Member of the Canadian Parliament for Nunatsiaq
- In office 22 May 1979 – 4 September 1984
- Preceded by: Riding established
- Succeeded by: Thomas Suluk

Personal details
- Born: January 19, 1950 (age 76) Chesterfield Inlet, Northwest Territories (Now Nunavut)
- Party: New Democratic Party (1979-1982, 1993-2008) Liberal Party (1982-1984) Independent (1984-1993) Green Party (2008-present)

= Peter Ittinuar =

Canadian politician

Peter Freuchen K. Ittinuar (Inuktitut: ᐲᑎᕐ ᐃᑦᑎᓄᐊᕐ; born January 19, 1950) is a Canadian politician. He was the first Inuk in Canada to be elected as an MP, and represented the electoral district of Nunatsiaq in the House of Commons of Canada from 1979 to 1984.

==Biography==

===Early life===
Ittinuar, the grandson of Danish explorer, Peter Freuchen, was born in Chesterfield Inlet, Northwest Territories (now Nunavut). He spent part of his youth and adolescence being educated in Ottawa, Ontario, with two childhood friends, Zebedee Nungak and Eric Tagoona. All three later were important figures in advocating for the rights of the Inuit. Unbeknownst to them, they had been relocated to Ottawa by federal government authorities, as part of an experiment in cultural assimilation. These actions and their consequences form the subject of the documentary The Experimental Eskimos (2009).

===Political career===
Ittinuar was originally elected as a member of the New Democratic Party, but on November 26, 1982, he crossed the floor to sit with the Liberal caucus shortly after Indian Affairs and Northern Development minister John Munro announced plans to improve Inuit self-government by dividing the Northwest Territories into two (see Nunavut).

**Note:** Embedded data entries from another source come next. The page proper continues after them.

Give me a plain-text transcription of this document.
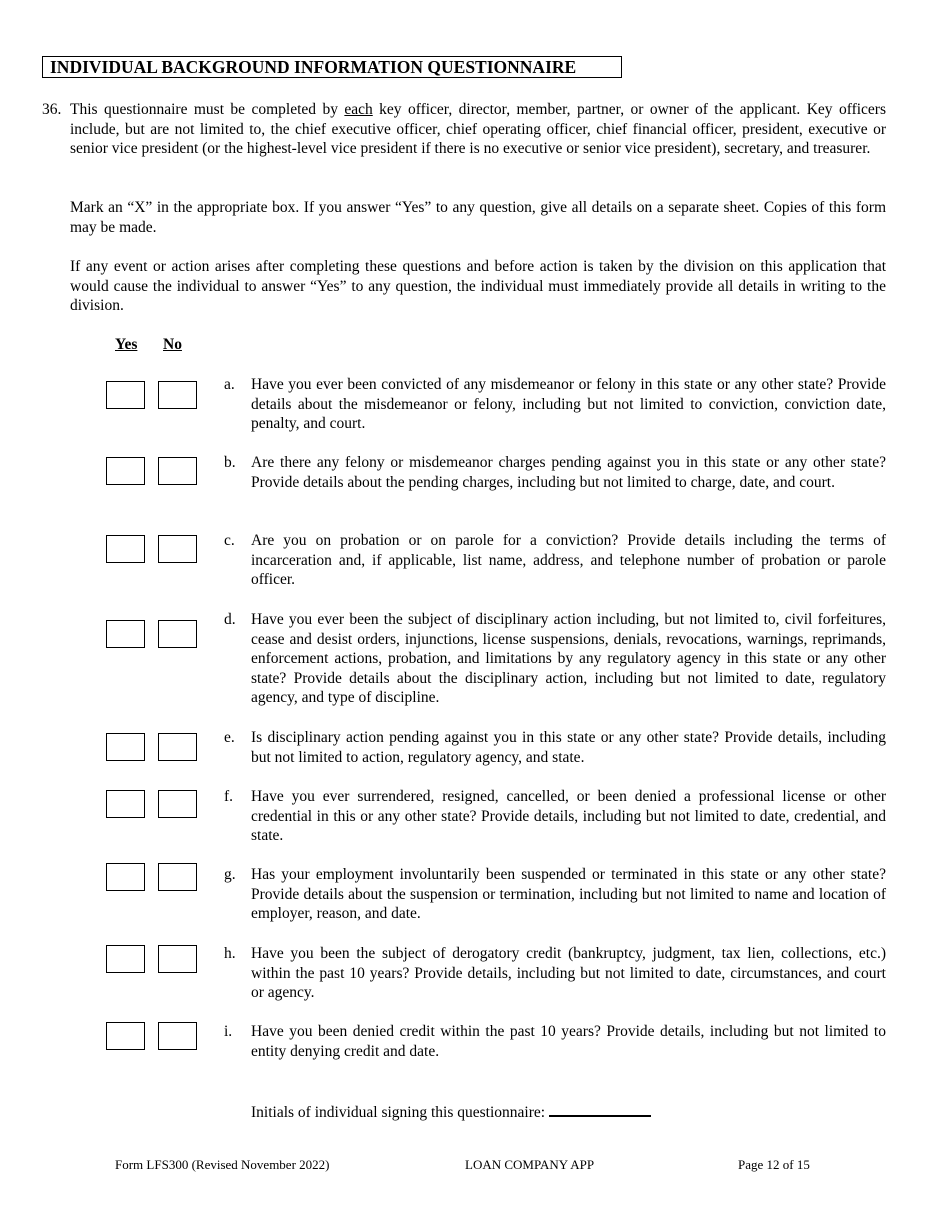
INDIVIDUAL BACKGROUND INFORMATION QUESTIONNAIRE
36. This questionnaire must be completed by each key officer, director, member, partner, or owner of the applicant. Key officers include, but are not limited to, the chief executive officer, chief operating officer, chief financial officer, president, executive or senior vice president (or the highest-level vice president if there is no executive or senior vice president), secretary, and treasurer.
Mark an “X” in the appropriate box. If you answer “Yes” to any question, give all details on a separate sheet. Copies of this form may be made.
If any event or action arises after completing these questions and before action is taken by the division on this application that would cause the individual to answer “Yes” to any question, the individual must immediately provide all details in writing to the division.
Yes No
a. Have you ever been convicted of any misdemeanor or felony in this state or any other state? Provide details about the misdemeanor or felony, including but not limited to conviction, conviction date, penalty, and court.
b. Are there any felony or misdemeanor charges pending against you in this state or any other state? Provide details about the pending charges, including but not limited to charge, date, and court.
c. Are you on probation or on parole for a conviction? Provide details including the terms of incarceration and, if applicable, list name, address, and telephone number of probation or parole officer.
d. Have you ever been the subject of disciplinary action including, but not limited to, civil forfeitures, cease and desist orders, injunctions, license suspensions, denials, revocations, warnings, reprimands, enforcement actions, probation, and limitations by any regulatory agency in this state or any other state? Provide details about the disciplinary action, including but not limited to date, regulatory agency, and type of discipline.
e. Is disciplinary action pending against you in this state or any other state? Provide details, including but not limited to action, regulatory agency, and state.
f. Have you ever surrendered, resigned, cancelled, or been denied a professional license or other credential in this or any other state? Provide details, including but not limited to date, credential, and state.
g. Has your employment involuntarily been suspended or terminated in this state or any other state? Provide details about the suspension or termination, including but not limited to name and location of employer, reason, and date.
h. Have you been the subject of derogatory credit (bankruptcy, judgment, tax lien, collections, etc.) within the past 10 years? Provide details, including but not limited to date, circumstances, and court or agency.
i. Have you been denied credit within the past 10 years? Provide details, including but not limited to entity denying credit and date.
Initials of individual signing this questionnaire:
Form LFS300 (Revised November 2022)	LOAN COMPANY APP	Page 12 of 15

In 1984 Ittinuar was charged with breach of trust, theft and forgery for allegedly using his parliamentary budget to purchase a boat motor. As a result of the court case he was suspended from the Liberal Party caucus, and he became an independent for the final few months of his term in office. Ittinuar ran for re-election in the 1984 federal election, but was defeated by the Progressive Conservative candidate Thomas Suluk.

Ittinuar was later found not guilty on the 1984 breach of trust, theft and forgery charges. However, Ittinuar had earlier, in 1979, been convicted of possession of a small amount of cocaine. In addition, in 1986, he was convicted of assaulting his then wife, Susan Munro, daughter of former Liberal Cabinet Minister John Munro, and was fined.

In 1993, Ittinuar again sought the NDP nomination in Nunatsiaq, but was unable to do so, due to then NDP leader Audrey McLaughlin refusing to endorse his candidacy.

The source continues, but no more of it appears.